Ohayon’s thermolysis gasification technology system can change the fortunes – environmental, administrative, and financial – of a municipality almost immediately. “Straight incineration is bad, because the trash gets turned into dioxins and other chemicals that are not very healthy to be around, and get released into the atmosphere,” Ohayon tells ISRAEL21c.

But with the TGE system, “the trash is turned into syngas, which can be burned for fuel like any other material. The trash is gone, and in its place is electricity, which can then be used to supply power to a whole neighborhood or small city,” says Ohayon.

Syngas is not as effective as oil or coal, Ohayon realizes; it only has about 15% of the calorie (energy) power of its authentic siblings. However, Ohayon explains, that level of energy is more than enough to power the gasifier, the waste treatment plant, and probably all the streetlights and traffic lights in a city on any particular day.

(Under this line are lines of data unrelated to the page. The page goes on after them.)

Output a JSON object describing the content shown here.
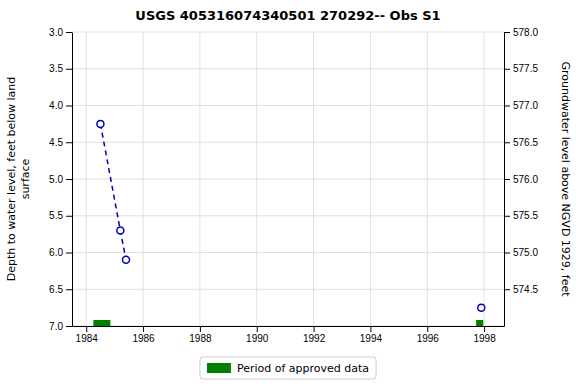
{
  "chart_data": {
    "type": "line",
    "title": "USGS 405316074340501 270292-- Obs S1",
    "y_label": "Depth to water level, feet below land\nsurface",
    "y2_label": "Groundwater level above NGVD 1929, feet",
    "xlim": [
      1983.5,
      1998.7
    ],
    "xticks": [
      1984,
      1986,
      1988,
      1990,
      1992,
      1994,
      1996,
      1998
    ],
    "ylim": [
      7.0,
      3.0
    ],
    "yticks": [
      {
        "value": 3.0,
        "label": "3.0"
      },
      3.5,
      {
        "value": 4.0,
        "label": "4.0"
      },
      4.5,
      {
        "value": 5.0,
        "label": "5.0"
      },
      5.5,
      {
        "value": 6.0,
        "label": "6.0"
      },
      6.5,
      {
        "value": 7.0,
        "label": "7.0"
      }
    ],
    "y2lim": [
      574.0,
      578.0
    ],
    "y2ticks": [
      {
        "value": 578.0,
        "label": "578.0"
      },
      577.5,
      {
        "value": 577.0,
        "label": "577.0"
      },
      576.5,
      {
        "value": 576.0,
        "label": "576.0"
      },
      575.5,
      {
        "value": 575.0,
        "label": "575.0"
      },
      574.5
    ],
    "grid": true,
    "legend": "bottom",
    "series": [
      {
        "type": "line",
        "x": [
          1984.5,
          1985.2,
          1985.4
        ],
        "values": [
          4.25,
          5.7,
          6.1
        ],
        "color": "#0000bb",
        "line_style": "dashed",
        "marker": "circle"
      },
      {
        "type": "scatter",
        "x": [
          1997.9
        ],
        "values": [
          6.75
        ],
        "color": "#0000bb",
        "marker": "circle"
      },
      {
        "name": "Period of approved data",
        "type": "span",
        "color": "#008000",
        "x": [
          [
            1984.25,
            1984.85
          ],
          [
            1997.72,
            1997.97
          ]
        ]
      }
    ]
  }
}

“One ton of garbage can generate 0.4 kilowatts of electricity an hour, which isn’t a huge amount, but can definitely contribute somewhat to the energy pool in a locality,” he says. And at the same time – the garbage is gone.

Generally, the idea would be for the dump to sell the electricity generated by the TGE system to the local energy utility, instead of trying to use it themselves. The electricity is forwarded to the central grid, and the municipality that owns the gasifier gets electricity credits or cash payments for its work. However, because the TGE system is recognized by governments as a “green,” clean, environmentally sound system, the electricity generated by the system gets sold to local utilities at a premium – mandated by law, in most places.

“In Germany, for example, electricity costs about .08 euro per kilowatt hour – but the electrical utility must buy the power generated by a TGE system at 0.40 euro per kilowatt hour – 15 times the price customers pay them,” says Ohayon.

This is part of an incentive package to encourage environmentally sound technologies for green power generation, and those incentives are on the books not only in Germany, but in most countries. In Israel, for example, the electric company pays double the amount of what it sells a kilowatt-hour for, to TGE generated power providers, and in France such power sells at a 300% premium.

Ohayon, a recent immigrant from France, says that his system is cheap to install and run, and can gasify trash – and generate power – 24 hours a day, seven days a week.

TGE, which is based in the Arava desert, has set up a pilot program at the former Hiriyah Dump near Tel Aviv (soon to be Ariel Sharon Park), and is planning a much larger project in Israel, which will burn up to 200 tons of garbage a day.

Systems are also set to be installed in several South American and European countries. It could be the ultimate Israeli technology trick – turning today’s trash into tomorrow’s electricity.